Pour le contrôle des modèles, il est possible d'acquérir les valeurs des paramètres à partir de mesures effectuées sur les instruments. Mais, dans le cas d'instruments fragiles ou de la voix, les mesures possibles sont limitées, certaines étant tout à fait impossibles dans l'état actuel des techniques. Un moyen permettant d'extraire les données du son lui-même serait la solution la plus efficace et la plus générale.
Cependant, pour l'instant, il n'existe aucune technique d'analyse qui permette à partir d'un son quelconque d'extraire les paramètres physiques permettant de modéliser la source qui l'a produit. Néanmoins, dans le cadre de Cordis-Anima, il a été développé un outil d'analyse112 qui permet, à partir d'un geste donné et de la réaction correspondante de la structure vibrante, de déduire la composition de cette dernière, en termes de masses et de ressorts.

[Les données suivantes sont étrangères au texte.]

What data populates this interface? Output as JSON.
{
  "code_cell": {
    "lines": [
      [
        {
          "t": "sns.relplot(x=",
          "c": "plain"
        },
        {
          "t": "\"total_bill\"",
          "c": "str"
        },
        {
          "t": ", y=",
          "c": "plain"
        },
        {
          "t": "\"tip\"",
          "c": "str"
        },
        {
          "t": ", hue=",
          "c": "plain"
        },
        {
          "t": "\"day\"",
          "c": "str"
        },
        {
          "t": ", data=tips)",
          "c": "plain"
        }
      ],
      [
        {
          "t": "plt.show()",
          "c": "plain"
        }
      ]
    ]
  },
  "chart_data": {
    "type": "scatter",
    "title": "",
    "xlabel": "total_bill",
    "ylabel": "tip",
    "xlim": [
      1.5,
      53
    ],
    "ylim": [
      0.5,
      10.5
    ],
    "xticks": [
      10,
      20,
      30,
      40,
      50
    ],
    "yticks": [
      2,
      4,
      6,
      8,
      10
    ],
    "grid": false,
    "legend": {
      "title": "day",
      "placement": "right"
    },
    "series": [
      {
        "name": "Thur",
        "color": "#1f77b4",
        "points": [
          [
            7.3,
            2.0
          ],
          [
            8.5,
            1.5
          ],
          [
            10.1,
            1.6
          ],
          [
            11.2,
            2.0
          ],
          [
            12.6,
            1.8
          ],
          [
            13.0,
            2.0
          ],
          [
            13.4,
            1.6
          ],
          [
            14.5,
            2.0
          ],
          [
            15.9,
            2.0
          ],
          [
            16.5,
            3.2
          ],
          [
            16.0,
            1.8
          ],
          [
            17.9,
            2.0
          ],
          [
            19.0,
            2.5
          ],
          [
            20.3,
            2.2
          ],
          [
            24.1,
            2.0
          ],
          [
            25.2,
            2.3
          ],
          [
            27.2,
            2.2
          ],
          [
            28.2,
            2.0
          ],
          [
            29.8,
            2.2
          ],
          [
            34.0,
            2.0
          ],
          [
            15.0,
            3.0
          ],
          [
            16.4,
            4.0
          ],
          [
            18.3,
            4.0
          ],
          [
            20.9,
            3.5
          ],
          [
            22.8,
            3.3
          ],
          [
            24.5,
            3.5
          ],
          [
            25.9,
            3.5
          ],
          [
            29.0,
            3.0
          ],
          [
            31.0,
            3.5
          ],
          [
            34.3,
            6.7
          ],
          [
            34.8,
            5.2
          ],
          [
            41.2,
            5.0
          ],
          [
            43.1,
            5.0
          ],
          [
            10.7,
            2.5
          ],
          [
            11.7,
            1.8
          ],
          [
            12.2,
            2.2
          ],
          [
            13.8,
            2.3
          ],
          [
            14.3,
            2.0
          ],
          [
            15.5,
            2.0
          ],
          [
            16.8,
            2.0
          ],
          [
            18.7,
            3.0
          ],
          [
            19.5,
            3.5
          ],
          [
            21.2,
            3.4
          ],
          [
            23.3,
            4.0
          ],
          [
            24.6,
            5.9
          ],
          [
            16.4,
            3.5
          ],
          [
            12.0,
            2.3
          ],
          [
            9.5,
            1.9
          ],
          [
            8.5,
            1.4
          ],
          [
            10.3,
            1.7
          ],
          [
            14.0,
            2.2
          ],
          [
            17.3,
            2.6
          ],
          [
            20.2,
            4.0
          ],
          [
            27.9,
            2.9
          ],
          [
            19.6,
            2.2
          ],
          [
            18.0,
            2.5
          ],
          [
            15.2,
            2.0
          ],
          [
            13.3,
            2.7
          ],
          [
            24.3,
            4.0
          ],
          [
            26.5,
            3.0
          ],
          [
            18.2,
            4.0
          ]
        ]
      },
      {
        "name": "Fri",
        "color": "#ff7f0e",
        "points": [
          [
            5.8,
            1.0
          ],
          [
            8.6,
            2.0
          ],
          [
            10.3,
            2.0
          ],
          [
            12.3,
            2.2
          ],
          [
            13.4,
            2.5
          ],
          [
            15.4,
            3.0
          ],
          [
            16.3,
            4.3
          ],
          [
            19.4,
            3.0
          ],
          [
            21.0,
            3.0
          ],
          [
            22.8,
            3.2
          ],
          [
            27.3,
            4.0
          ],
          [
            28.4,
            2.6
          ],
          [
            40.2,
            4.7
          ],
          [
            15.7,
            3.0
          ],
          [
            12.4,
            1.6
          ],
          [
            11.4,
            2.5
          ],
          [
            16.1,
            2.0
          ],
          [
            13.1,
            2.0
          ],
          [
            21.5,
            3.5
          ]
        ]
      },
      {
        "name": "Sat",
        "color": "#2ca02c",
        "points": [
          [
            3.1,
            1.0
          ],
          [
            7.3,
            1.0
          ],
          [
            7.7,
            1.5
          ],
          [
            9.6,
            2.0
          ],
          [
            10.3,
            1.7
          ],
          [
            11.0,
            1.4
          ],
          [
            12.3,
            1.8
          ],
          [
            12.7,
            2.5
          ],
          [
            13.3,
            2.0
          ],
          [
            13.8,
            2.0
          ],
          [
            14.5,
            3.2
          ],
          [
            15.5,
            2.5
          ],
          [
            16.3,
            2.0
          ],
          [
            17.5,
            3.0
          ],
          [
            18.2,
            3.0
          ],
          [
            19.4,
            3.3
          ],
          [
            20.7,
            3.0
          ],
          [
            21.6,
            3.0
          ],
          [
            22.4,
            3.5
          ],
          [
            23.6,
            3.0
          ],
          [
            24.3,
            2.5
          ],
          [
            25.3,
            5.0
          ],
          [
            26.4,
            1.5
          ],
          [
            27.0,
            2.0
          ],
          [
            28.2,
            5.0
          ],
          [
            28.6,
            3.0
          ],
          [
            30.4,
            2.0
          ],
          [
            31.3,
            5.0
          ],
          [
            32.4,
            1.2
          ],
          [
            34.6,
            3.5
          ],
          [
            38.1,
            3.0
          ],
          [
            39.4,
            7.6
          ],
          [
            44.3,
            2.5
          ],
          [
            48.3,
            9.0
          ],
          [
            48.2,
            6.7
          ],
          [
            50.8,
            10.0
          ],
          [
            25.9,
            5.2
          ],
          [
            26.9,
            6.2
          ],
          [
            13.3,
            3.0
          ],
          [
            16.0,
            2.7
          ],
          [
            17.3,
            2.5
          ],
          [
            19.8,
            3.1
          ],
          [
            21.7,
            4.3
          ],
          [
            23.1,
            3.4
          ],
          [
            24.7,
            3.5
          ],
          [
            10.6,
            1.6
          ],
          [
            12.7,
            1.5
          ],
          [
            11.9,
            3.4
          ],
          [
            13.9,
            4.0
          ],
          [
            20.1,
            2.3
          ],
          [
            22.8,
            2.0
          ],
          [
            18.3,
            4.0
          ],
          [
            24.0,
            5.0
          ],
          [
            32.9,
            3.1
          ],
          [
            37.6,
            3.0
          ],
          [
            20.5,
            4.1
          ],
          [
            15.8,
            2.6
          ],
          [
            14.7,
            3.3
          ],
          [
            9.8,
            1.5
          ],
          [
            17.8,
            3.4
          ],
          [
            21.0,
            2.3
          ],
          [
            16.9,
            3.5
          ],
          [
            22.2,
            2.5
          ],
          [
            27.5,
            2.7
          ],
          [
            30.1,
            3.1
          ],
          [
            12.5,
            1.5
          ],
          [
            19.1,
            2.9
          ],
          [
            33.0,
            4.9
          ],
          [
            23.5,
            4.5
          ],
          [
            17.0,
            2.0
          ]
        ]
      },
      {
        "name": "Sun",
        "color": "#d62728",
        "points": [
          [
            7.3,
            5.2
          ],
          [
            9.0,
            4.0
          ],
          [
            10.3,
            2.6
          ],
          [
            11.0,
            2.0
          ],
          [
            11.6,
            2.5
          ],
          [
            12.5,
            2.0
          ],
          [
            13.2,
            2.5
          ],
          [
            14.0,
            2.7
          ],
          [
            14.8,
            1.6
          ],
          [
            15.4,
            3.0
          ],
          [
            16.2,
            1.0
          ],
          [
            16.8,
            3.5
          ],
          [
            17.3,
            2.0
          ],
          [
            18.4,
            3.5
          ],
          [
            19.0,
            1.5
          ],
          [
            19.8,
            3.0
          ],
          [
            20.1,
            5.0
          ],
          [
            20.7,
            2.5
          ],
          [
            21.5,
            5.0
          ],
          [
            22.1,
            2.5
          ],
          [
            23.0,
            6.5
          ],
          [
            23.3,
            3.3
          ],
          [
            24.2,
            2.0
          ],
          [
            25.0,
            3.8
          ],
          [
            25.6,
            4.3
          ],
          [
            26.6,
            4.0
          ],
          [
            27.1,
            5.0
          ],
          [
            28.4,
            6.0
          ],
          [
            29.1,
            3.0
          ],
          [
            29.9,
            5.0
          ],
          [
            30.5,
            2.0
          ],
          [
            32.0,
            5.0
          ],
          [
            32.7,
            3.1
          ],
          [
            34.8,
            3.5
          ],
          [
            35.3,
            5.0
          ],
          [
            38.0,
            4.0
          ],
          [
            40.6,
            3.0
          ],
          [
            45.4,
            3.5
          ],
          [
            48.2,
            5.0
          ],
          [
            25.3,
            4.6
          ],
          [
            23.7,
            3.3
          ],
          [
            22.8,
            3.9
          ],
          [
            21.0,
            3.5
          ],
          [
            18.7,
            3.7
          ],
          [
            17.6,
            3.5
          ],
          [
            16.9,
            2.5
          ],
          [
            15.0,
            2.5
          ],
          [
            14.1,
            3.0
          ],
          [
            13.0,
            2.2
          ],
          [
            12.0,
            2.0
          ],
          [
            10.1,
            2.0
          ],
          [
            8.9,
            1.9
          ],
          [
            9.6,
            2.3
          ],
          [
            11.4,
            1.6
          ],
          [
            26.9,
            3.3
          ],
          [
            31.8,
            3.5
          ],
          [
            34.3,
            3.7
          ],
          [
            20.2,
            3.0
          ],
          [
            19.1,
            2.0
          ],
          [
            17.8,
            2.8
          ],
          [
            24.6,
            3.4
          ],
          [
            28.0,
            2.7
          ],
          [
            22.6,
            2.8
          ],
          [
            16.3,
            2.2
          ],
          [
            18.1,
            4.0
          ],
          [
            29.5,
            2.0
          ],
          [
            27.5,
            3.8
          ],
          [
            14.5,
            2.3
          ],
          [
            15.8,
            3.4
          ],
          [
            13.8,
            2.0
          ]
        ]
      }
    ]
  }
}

Pour déduire de l'analyse d'un son les paramètres physiques de la structure le générant, il est, pour l'instant, nécessaire d'utiliser des filtres Kalman, outil d'analyse qui repose à la fois sur la théorie des signaux et sur la représentation en variables d'états, et qui permet d'identifier l'état d'un système dans un contexte non stationnaire et avec une entrée déterministe. Les filtres de Kalman sont supérieurs aux méthodes de prédiction linéaire, mais ne sont efficaces qu'avec une modélisation fondée sur le formalisme en variables d'état. Or aucune des synthèses que nous avons évoquées n'utilise ce formalisme. De nombreuses recherches à l'IRCAM sont poursuivies dans le but de développer une écriture des modèles physiques basée sur ce formalisme largement utilisé dans le domaine de l'automatique, ce qui permettrait d'utiliser le filtrage de Kalman comme procédé d'analyse. Jusqu'à présent, les tubes (linéaires) des instruments à vent ont été décrits d'une manière physiquement et perceptiblement satisfaisante, en prenant en compte les pertes viscothermiques au cours de la propagation des ondes sonores dans l'air. Après une modélisation simplifiée du rayonnement, ces modèles seront reliés à des excitateurs non-linéaires permettant de simuler les sources. A partir de ces travaux théoriques, un environnement informatique capable de créer automatiquement un synthétiseur113 donné à partir de la géométrie d'un système de tubes interconnectés, est actuellement mis au point.
" Nous voulons souligner l'importance du choix du modèle pour une technique de synthèse. En particulier une des qualités que doit avoir le modèle est qu'il doit bien se prêter à une acquisition automatique des évolutions de ses paramètres à partir d'une ou plusieurs de ses sorties. En ce sens, les modèles en variables d'état semblent intéressants parce qu'ils constituent un intermédiaire entre les modèles de signaux et les modèles physiques ce qui autorise un transfert de connaissance de l'une des approches vers l'autre114. "
Pour l'instant, l'absence d'une méthode d'analyse rend l'utilisation de la synthèse par modèles physiques problématique et contraignante. Le compositeur se trouve face à deux interdictions fondamentales. D'une part, il ne peut associer directement à un son donné un ensemble de paramètres, ce qui l'empêche de prédire le résultat sonore correspondant à la manipulation des paramètres de contrôle ; sans notion d'acoustique approfondie et de pratique instrumentale, le compositeur sera contraint de procéder à de nombreuses expériences. D'autre part, l'absence d'analyse interdit toute transformation du son d'un instrument réel par l'intermédiaire d'une analyse-resynthèse. Ce serait pourtant très intéressant : on assisterait à une mutation sonore mais surtout à une mutation de l'instrument lui-même.
La possibilité d'associer une méthode d'analyse à une synthèse et par voie de conséquence, transformer un son instrumental, reste le propre des synthèses par modèles de signaux. Les utilisateurs de la synthèse par modèles physiques s'attachent donc à reproduire des instruments connus afin d'apprendre à maîtriser ces paramètres.